How to block a certain type of url in robots.txt or .htaccess?

by rusty.rosenbaum , in category: SEO , 2 years ago

How to block a certain type of url in robots.txt or .htaccess?

Facebook Twitter LinkedIn Telegram Whatsapp Pocket

3 answers

by laverna_hirthe , 2 years ago

@rusty.rosenbaum 

To block a certain type of URL using robots.txt, you can use the "Disallow" directive followed by the URL pattern you want to block. For example, if you want to block all URLs that contain the word "example", you can use the following directive:

1
2
User-agent: *
Disallow: /*example*


This will instruct web robots to not crawl any URLs that contain the word "example". Note that this method only blocks web robots from crawling these URLs, it does not prevent users from accessing them directly.


To block a certain type of URL using .htaccess, you can use the "RewriteRule" directive along with regular expressions to match the URL pattern you want to block. For example, if you want to block all URLs that end with ".pdf", you can use the following directive:

1
2
RewriteEngine On
RewriteRule ^(.*).pdf$ - [F,L]


This will return a "403 Forbidden" error to any user or web robot that tries to access a URL that ends with ".pdf". Note that this method requires the use of an Apache web server and may not be available on all hosting environments.

Member

by aniyah , 10 months ago

@rusty.rosenbaum 

Please note that I am an AI language model and I cannot modify your server's files directly. I can only provide you with the necessary code or instructions. Please make sure to have a backup of your files before making any changes to them.


To block a certain type of URL using robots.txt or .htaccess, follow the steps below:


Robots.txt Method:

  1. Open or create a robots.txt file in the root directory of your website.
  2. Add the following lines to the file:
1
2
User-agent: *
Disallow: /*example*


Replace example with the specific word or pattern that you want to block in the URLs. 3. Save the robots.txt file.


Please note that not all web crawlers respect the robots.txt file. While many major search engines do, others may ignore it. This method is effective for most legitimate web crawlers.


.htaccess Method:

  1. Open or create an .htaccess file in the root directory of your website. Ensure that your web server is an Apache server, as .htaccess files are specific to Apache.
  2. Add the following lines to the .htaccess file:
1
2
RewriteEngine On
RewriteRule ^(.*example.*)$ - [F,L]


Replace example with the specific word or pattern that you want to block in the URLs.

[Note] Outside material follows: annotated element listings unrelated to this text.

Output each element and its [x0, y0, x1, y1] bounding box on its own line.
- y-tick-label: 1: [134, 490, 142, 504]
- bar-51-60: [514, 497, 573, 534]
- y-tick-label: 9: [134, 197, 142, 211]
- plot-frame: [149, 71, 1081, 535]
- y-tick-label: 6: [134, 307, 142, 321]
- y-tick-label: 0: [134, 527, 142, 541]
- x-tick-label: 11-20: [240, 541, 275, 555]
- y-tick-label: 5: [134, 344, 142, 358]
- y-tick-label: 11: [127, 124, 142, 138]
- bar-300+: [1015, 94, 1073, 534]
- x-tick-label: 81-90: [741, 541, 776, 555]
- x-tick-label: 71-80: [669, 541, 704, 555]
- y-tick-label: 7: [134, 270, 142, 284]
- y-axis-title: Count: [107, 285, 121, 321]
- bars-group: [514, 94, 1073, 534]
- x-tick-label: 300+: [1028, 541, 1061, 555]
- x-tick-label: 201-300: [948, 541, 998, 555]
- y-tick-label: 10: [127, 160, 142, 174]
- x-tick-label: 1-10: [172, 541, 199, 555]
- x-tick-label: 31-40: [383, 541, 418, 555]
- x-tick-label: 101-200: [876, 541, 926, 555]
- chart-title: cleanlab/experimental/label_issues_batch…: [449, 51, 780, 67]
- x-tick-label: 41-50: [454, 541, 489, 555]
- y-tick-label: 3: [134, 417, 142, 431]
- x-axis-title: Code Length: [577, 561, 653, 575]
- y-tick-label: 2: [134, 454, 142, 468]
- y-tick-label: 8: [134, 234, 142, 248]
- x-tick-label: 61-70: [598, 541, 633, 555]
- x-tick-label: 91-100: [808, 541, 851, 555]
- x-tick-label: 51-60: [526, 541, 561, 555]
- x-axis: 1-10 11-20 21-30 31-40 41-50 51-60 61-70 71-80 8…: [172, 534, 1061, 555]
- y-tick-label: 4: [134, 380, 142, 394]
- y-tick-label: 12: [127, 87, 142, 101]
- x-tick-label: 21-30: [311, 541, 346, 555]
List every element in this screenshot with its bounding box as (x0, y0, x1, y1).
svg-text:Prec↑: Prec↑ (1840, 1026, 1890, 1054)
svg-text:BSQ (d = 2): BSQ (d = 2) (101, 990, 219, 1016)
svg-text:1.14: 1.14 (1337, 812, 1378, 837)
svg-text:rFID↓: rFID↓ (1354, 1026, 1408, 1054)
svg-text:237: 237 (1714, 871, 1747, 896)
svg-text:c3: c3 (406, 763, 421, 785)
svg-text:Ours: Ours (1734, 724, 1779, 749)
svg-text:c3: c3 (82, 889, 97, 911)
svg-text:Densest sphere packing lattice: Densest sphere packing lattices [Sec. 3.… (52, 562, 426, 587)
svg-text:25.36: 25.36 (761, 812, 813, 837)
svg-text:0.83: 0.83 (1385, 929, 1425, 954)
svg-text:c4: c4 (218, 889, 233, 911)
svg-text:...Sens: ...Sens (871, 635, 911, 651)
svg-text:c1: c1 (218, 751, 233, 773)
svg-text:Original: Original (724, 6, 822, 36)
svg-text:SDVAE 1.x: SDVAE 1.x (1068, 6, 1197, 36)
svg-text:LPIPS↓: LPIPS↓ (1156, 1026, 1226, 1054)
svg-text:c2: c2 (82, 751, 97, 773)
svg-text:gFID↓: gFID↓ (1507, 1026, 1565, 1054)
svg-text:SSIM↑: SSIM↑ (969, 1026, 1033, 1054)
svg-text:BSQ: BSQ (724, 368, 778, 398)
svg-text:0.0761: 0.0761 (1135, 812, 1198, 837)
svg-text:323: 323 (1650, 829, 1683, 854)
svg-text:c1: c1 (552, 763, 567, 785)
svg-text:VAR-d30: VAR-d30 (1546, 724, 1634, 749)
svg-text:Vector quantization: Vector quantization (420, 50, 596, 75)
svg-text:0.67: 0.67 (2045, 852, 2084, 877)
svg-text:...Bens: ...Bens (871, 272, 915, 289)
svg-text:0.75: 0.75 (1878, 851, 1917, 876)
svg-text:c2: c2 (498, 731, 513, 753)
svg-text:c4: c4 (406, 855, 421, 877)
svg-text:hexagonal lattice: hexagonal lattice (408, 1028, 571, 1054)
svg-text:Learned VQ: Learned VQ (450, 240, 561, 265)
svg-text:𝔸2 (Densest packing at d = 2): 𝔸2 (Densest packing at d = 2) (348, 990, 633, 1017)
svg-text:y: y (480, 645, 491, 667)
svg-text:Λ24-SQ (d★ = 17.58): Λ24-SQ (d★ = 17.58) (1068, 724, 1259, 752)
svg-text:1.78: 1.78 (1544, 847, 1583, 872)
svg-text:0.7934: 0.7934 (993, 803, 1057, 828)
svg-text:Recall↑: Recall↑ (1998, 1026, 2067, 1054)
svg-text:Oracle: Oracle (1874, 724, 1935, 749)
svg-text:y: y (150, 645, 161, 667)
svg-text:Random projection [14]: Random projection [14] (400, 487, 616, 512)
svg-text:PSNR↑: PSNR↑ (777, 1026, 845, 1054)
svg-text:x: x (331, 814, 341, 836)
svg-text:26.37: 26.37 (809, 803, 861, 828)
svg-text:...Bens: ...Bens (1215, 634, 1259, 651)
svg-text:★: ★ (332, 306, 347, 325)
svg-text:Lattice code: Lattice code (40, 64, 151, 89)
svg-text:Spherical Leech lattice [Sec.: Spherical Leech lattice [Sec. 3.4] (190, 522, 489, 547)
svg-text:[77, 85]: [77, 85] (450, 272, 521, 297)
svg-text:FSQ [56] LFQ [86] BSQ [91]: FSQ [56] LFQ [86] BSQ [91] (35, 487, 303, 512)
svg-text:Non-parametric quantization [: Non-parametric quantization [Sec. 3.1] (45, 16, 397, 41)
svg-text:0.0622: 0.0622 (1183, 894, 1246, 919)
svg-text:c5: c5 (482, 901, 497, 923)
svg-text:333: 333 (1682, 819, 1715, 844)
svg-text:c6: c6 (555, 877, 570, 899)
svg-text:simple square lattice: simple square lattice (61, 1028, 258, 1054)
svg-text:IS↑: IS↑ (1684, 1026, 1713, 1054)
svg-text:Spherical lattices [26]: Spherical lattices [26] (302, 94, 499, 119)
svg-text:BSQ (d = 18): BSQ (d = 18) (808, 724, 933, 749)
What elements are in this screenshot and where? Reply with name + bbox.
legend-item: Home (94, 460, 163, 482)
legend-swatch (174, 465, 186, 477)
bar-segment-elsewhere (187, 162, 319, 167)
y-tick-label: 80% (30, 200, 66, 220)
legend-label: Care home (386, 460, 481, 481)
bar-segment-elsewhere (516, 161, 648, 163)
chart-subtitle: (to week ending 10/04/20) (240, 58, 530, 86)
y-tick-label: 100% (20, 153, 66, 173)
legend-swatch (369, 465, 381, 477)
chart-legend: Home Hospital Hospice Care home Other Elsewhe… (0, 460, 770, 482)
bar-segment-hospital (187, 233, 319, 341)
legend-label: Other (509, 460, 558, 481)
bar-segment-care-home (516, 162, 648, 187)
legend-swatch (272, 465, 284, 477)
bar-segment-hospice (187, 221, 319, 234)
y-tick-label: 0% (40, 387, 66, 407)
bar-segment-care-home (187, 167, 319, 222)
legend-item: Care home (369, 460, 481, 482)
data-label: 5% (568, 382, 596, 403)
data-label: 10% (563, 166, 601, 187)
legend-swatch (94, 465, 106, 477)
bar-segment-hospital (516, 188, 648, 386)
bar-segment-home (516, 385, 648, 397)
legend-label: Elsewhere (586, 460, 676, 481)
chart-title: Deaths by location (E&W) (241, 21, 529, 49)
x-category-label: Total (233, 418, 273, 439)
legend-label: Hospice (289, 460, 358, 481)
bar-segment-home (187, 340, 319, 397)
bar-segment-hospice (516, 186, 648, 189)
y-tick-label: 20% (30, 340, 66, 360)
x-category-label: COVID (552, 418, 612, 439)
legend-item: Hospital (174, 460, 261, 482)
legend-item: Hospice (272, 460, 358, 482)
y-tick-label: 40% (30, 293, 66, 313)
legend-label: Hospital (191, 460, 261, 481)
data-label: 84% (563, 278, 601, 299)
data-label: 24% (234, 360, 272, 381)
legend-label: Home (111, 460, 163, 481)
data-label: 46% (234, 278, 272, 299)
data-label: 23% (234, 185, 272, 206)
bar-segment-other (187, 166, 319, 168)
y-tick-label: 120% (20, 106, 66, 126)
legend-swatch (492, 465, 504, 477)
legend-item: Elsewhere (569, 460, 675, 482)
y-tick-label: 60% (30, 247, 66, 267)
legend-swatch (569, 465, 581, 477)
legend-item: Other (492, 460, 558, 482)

You can modify the regular expression (.*example.*) to suit your requirements. 3. Save the .htaccess file.


These directives use the RewriteRule with the flag [F] to return a "403 Forbidden" error if the URL matches the specified pattern.


Remember to test and verify the changes after implementing them to ensure they are functioning as desired.

by annabell_mcdermott , 9 months ago

@rusty.rosenbaum 

Additional Tip:


If you want to block a specific file extension, you can modify the robots.txt or .htaccess rules accordingly.


For robots.txt:

1
2
User-agent: *
Disallow: /*.pdf$


This will block all PDF files from being crawled by web robots.


For .htaccess:

1
2
RewriteEngine On
RewriteRule ^(.*.pdf)$ - [F,L]


This will return a "403 Forbidden" error for any requests to access PDF files.


Remember to replace ".pdf" with the file extension you want to block.


Keep in mind that these methods only block web robots from crawling or accessing the specified URLs. They do not prevent users from directly accessing the URLs if they know the exact URL.